Un samedi comme tous les autres, Bineta faisait des efforts, elle ne vivait que pour cela: pardonner à sa mère en toute entièreté. Et cet être à l'intérieur d'elle semblait le lui demander: pardonne à mamie.

Karidja s'apprêtait à faire petit-déjeuner leur mère. Salimata n'allait pas pouvoir se libérer au cours de la journée, elle n'y serait que dans la soirée. Descendant les marches, Bineta interpella sa jeune sœur.

- Bonjour ma sœur.

- Ah, grande-sœur, tu as bien dormi?

- Ça va.

- Et mon neveu?

Bineta s'esclaffa.

- Neveu?

- Mais oui, il n'est peut-être pas encore né mais il est bien là.

- Soit, mais qui a dit que ce serait un garçon?

- Ah ça, secret de future tante.

- Eh bien, je sens que Mam et toi, ça va être la guerre.

- Mais pourquoi?

- Devine.

- Quoi, il veut une fille? S'indigna-t-elle presque.

Bineta s'enjoua de la réaction de sa sœur.

- Mais... Il ne veut pas un hériter? C'est pas ça qui compte pour les hommes là?

- Mi bìn [Ma fille], laisse les hommes là où ils sont, tu as compris non?

- Hum, répondit-elle en haussant les épaules. J'y vais, n'nan doit m'attendre.

- ... Attends.

- Oui? S'arrêta-t-elle à demi-pas.

Pour se donner du courage, Bineta souffla grandement.

- Laisse-moi faire.

Elle fixait le plateau avec frayeur. Et si elle en faisait trop? Et si elle ne parvenait pas à mener son effort à bien? Il fallait tout de même y aller.
Avec hésitation, Idja balança la tête de haut en bas puis tendit le plateau à son aînée.

Figée pendant un instant, Bineta parvint finalement à prendre le plateau. Sa sœur lui passa une main encourageante dans le dos, geste auquel l'aînée répondit par un sourire timoré. Puis elle s'engouffra dans la pièce.

- Idja?... C'est toi?

Bineta se tenait là, arrêtée comme le plus gros baobab du Sénégal.

- Non n'nan, c'est Bineta.

Un sourire grandiose illumina le visage de sa mère.

- Tu as besoin de quelque chose? Viens donc t'asseoir...

Bineta se décolla enfin du sol. Elle posa le plateau sur la table avant de se stabiliser dans le lit. Sa mère chercha ses mains et les trouva.

- Dis-moi, reprit-elle toujours scotchée à son sourire.

- En fait n'nan... je n'ai rien à demander, juste... il est temps que tu manges.

- Mais... je croyais que ta petite-sœur venait s'en charger.

- Justement n'nan je... elle ne le fera plus parce que... C'est moi qui vais le faire aujourd'hui.
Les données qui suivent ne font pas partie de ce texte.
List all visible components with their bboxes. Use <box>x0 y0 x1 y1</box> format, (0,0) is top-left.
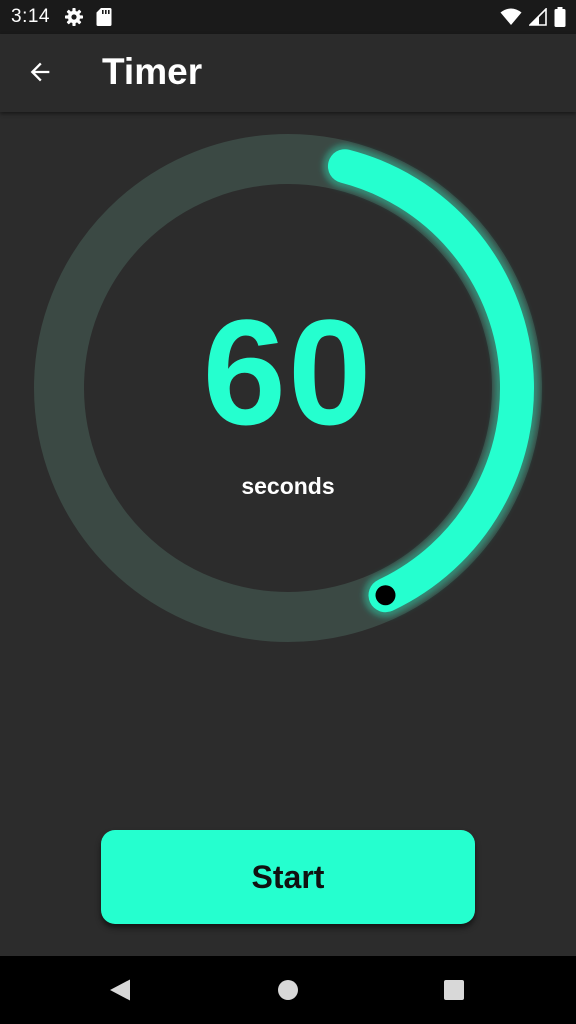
progress-knob <box>375 585 396 606</box>
status-time: 3:14 <box>11 6 50 27</box>
settings-icon <box>64 7 84 32</box>
timer-value: 60 <box>202 288 374 456</box>
app-bar: Timer <box>0 34 576 112</box>
navigation-bar <box>0 956 576 1024</box>
page-title: Timer <box>102 51 203 92</box>
back-triangle-icon[interactable] <box>108 978 132 1007</box>
cell-signal-icon <box>528 7 547 31</box>
arrow-back-icon <box>26 58 54 91</box>
status-bar: 3:14 <box>0 0 576 34</box>
battery-icon <box>554 7 566 32</box>
home-circle-icon[interactable] <box>277 979 299 1006</box>
start-button[interactable]: Start <box>101 830 475 924</box>
back-button[interactable] <box>20 54 60 94</box>
timer-unit-label: seconds <box>241 473 335 499</box>
wifi-icon <box>500 8 522 31</box>
sd-card-icon <box>96 7 112 32</box>
recents-square-icon[interactable] <box>443 979 465 1006</box>
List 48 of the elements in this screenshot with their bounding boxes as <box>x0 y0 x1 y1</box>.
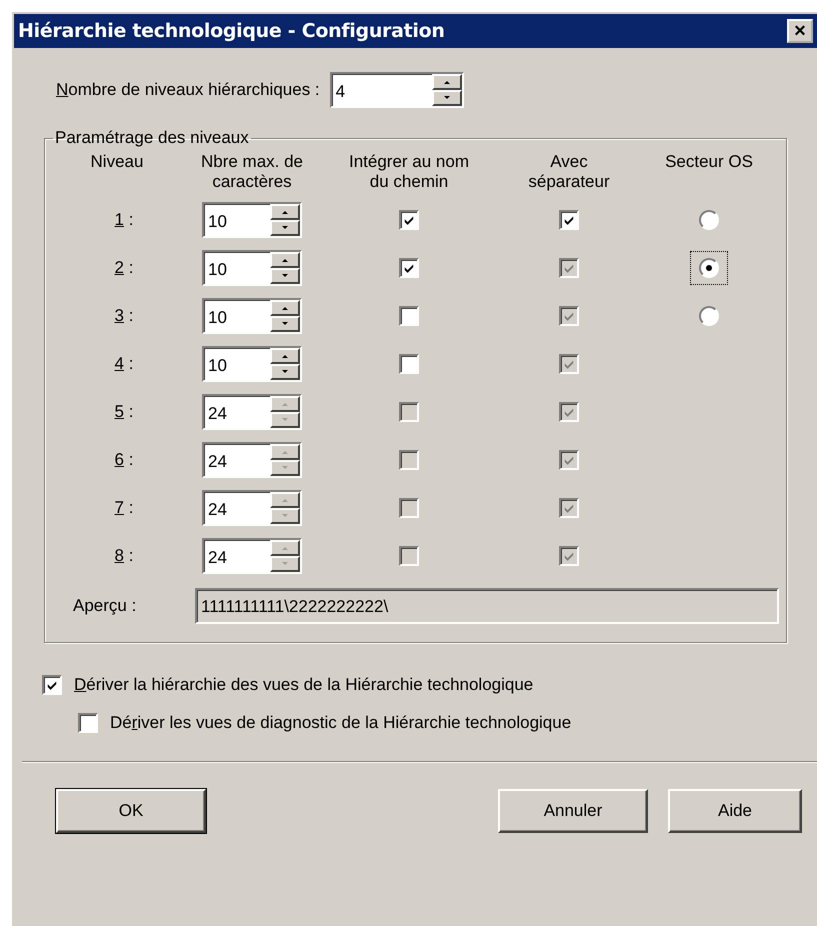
column-header: Nbre max. de caractères <box>200 152 304 193</box>
preview-field: 1111111111\2222222222\ <box>195 588 779 624</box>
group-title: Paramétrage des niveaux <box>54 128 250 148</box>
option-label: Dériver la hiérarchie des vues de la Hiérarchie technologique <box>74 675 534 695</box>
max-chars-spinner[interactable]: 10 <box>202 250 302 286</box>
level-label: 4 : <box>114 354 134 374</box>
level-label: 1 : <box>114 210 134 230</box>
column-header: Niveau <box>90 152 144 173</box>
level-label: 2 : <box>114 258 134 278</box>
level-label: 3 : <box>114 306 134 326</box>
level-label: 5 : <box>114 402 134 422</box>
column-header: Intégrer au nom du chemin <box>348 152 470 193</box>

Bineta détacha ses mains de celles de sa mère et récupéra le plateau sur le petit meuble. Fanta ne pouvait pas voir les gestes de sa fille mais elle pouvait toujours sentir. Elle pouvait sentir ce bonheur qui l'envahissait.

Sa fille lui aurait-elle enfin pardonné? Sinon, cela était-il au moins bon signe?

- Ça y est n'nan, juste devant ta bouche.

Fanta entrouvrit ses lèvres. Elle se rappelait alors le dédain avec lequel elle accordait à Bineta, le «bien trop grand honeur» de téter le lait de ses seins. Et à présent, sa fille la regardait-elle avec cette même expression?

Bineta pensait: ne serait-il pas judicieux, pour apaiser l'âme de sa mère, de prétendre lui pardonner?

- Voilà n'nan, on a fini de manger.

- Que Dieu te bénisse ma fille. Sur cette terre, tant que ton corps portera la vie, et même au delà... rien ni personne, ne pourra t'arracher le bonheur. Même pas toi-même.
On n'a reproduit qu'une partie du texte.